Restorers painstakingly working last year on the "Sacrifice of Isaac", a biblical drawing executed in black pencil by the Florentine artist in 1530, found a hidden sketch for the same scene on the back.

"Between the end of the 19th century and the beginning of the 20th, (works of art done on) old sheets of paper were protected by sticking a piece of cardboard on the back," said Pina Ragionieri, head of the Casa Buonarroti foundation.

It was when restorers removed the cardboard that they discovered the secret sketch by the Italian sculptor, painter and architect who was famed perhaps above all for his frescoes on the ceiling of the Sistine Chapel in the Vatican.

Ragionieri said the artist had made an initial sketch on one side of the sheet, before tracing it on the other with a light red crayon and developing the drawing to include an angel reaching down from heaven to stay Abraham's hand as he prepares to sacrifice his son.

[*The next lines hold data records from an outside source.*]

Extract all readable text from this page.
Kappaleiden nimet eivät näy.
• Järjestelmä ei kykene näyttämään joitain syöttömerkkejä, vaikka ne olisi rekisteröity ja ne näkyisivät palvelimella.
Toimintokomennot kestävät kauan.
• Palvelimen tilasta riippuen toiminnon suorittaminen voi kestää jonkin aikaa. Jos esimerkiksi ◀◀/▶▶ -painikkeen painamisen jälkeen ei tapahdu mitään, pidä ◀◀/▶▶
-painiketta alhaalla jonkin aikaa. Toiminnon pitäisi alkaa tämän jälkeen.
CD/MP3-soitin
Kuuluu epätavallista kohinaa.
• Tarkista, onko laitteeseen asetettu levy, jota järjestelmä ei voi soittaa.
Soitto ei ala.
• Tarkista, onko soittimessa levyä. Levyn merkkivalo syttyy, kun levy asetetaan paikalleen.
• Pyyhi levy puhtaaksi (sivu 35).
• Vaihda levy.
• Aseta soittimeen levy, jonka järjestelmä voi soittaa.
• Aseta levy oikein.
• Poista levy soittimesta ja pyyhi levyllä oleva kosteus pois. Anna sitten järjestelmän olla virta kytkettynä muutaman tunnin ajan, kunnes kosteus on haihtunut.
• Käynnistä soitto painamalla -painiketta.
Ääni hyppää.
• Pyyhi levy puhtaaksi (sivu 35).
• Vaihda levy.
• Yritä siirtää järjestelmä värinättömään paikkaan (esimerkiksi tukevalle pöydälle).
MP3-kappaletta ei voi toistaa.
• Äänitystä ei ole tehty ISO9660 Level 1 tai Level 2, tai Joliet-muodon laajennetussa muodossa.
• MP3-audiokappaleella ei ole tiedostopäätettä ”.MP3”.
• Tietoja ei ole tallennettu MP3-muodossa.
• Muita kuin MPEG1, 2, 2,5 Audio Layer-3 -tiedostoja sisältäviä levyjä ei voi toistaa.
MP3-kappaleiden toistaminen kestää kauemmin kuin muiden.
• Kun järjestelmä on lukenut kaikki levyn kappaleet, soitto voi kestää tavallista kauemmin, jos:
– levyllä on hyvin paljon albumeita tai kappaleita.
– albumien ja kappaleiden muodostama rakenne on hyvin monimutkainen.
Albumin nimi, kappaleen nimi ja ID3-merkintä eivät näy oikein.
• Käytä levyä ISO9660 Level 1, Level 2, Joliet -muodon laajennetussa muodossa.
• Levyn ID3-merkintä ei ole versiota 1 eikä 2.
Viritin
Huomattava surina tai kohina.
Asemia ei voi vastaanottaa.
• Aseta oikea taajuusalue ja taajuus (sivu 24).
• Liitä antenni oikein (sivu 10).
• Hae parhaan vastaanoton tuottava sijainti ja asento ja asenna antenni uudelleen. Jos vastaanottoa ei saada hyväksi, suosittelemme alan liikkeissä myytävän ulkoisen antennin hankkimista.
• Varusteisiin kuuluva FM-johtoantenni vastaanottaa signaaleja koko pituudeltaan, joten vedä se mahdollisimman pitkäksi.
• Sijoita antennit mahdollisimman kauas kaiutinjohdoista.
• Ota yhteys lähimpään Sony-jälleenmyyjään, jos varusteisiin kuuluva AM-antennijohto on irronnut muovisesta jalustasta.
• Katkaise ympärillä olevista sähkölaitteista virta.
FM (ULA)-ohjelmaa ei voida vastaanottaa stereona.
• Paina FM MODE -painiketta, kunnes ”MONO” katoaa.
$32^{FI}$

The discovery followed a similar case in 1988 when restorers found a sketch on the back of the 1535 "Cleopatra", one of the artist's most beloved drawings, which Michelangelo made for his lover Tommaso dei Cavalieri.

While the Egyptian ruler celebrated for her beauty and love affairs with Julius Caesar and Mark Antony looks regal in the 1535 drawing, the version in the sketch on the back is somewhat grotesque and some experts believe it was Cavalieri that drew it.

In 1562, the Roman nobleman was constrained to donate the drawing to Duke Cosimo de' Medici, saying in the accompanying letter that losing it pained him as much as losing a child.